Snider, my ass. This dark motherfucker looked as Indian as samosas. I almost wanted to cry. I had found him—had I? Or someone like him. Someone enough like him. My gold digger—Isaac Snider. What if he had slunk not out of view, but right into the heart of American history? So what if he stole that gold the night the whites nearly killed him? What if stealing was the only way for him to make a home in this place?
July slipped by; I read as much of the Marysville Gold Star as possible, and slowly something invited me into the period. The paper had printed its fair share of anti-immigrant polemics, blather I was used to from years of studying the period. (In the wake of the frenzy of gold fever, is it not time for the Chinese and the Mexicans and all other foreigners to make their polite egress, so that the new Western states may go about settling into themselves?) But I noticed something. Toward the end of Isaac Snider’s tenure, the xenophobia abated and was replaced by some unbylined columns denouncing the British Raj. They were written with passion—even familiarity? (The brutish colonial presence recalls a period of American history now viewed in revolutionary light . . . )
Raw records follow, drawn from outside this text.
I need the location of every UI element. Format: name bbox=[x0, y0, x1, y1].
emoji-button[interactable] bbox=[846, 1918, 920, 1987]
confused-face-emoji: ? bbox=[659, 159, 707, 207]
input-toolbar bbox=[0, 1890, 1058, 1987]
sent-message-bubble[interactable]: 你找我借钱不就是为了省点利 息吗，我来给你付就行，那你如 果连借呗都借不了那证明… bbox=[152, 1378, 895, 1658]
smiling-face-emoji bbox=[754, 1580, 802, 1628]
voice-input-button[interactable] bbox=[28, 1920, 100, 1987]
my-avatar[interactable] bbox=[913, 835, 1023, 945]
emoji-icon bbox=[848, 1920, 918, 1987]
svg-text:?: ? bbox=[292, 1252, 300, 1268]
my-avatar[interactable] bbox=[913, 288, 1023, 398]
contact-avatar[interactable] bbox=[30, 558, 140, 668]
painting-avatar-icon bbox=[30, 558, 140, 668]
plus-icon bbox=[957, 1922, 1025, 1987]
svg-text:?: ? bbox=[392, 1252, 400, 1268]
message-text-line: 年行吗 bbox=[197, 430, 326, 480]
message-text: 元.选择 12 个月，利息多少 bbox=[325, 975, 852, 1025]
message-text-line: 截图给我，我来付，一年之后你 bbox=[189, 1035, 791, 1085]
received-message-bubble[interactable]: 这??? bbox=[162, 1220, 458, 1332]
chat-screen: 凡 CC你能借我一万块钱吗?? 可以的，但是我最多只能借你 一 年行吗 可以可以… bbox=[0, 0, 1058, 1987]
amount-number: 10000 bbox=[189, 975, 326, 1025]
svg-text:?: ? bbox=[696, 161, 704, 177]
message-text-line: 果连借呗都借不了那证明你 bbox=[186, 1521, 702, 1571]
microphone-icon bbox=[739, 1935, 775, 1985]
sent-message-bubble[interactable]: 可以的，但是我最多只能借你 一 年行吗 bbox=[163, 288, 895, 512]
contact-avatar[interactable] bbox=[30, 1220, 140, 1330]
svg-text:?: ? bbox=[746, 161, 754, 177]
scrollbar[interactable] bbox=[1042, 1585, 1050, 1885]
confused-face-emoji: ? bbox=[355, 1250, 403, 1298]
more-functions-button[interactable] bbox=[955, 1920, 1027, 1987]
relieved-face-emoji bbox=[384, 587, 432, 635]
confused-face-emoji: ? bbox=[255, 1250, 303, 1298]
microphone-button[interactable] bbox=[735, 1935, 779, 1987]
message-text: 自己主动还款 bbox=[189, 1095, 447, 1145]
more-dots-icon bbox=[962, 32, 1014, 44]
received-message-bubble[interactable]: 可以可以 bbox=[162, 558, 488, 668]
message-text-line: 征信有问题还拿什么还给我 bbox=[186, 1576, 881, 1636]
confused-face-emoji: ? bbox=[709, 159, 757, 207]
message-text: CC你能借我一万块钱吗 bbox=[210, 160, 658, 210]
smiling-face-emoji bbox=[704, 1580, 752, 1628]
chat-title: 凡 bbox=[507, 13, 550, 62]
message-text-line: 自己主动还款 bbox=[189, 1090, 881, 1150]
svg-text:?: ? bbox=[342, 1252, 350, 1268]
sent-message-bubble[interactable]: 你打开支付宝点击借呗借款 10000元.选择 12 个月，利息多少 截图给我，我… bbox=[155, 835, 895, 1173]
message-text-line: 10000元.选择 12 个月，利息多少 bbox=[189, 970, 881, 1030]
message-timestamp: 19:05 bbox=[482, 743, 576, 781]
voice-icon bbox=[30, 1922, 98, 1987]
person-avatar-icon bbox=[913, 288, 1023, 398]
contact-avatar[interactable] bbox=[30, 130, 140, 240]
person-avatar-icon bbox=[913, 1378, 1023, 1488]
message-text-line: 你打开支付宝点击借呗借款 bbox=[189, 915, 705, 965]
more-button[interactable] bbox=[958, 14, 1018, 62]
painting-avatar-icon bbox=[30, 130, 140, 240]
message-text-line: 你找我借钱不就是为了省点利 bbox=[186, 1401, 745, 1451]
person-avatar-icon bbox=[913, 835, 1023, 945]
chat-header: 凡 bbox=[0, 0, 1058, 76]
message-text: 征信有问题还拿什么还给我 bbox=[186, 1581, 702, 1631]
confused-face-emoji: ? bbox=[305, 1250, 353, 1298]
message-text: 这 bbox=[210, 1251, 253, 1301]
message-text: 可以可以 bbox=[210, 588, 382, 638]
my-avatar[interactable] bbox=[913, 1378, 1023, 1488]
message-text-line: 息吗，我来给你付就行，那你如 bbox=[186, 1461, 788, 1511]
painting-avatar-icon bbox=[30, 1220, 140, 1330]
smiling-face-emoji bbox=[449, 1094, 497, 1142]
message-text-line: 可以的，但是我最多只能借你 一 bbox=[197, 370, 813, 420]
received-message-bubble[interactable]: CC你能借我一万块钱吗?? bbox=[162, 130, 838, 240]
More of those long drives down California’s endless highways, but nearly always meandering east now, through the Central Valley’s flat, breadbasket landscape. Orchards bearing matchstick tree limbs sprouted up by the highway, along with signs bearing Sikh politicians’ names—Singhs and Kaurs running for school boards. I’d stop for fresh apricots and drive with sticky fingers through neat town squares. And Marysville itself! It persisted—a couple of square blocks, a diner, antique shops, a set of swinging doors beneath a self-consciously styled sign reading sally’s saloon. Behind the saloon rose a red Chinese structure labeled the historic bok-kai taoist temple, and a sign marking the Yuba River, where it met the Feather. Pacing here gave me a sense of being close to Snider, though the Marysville Gold Star had long ago shuttered and there was no evidence of him—no statue, no plaque. But all I had to do was wander the little downtown, and I felt certain I was walking where he once tread.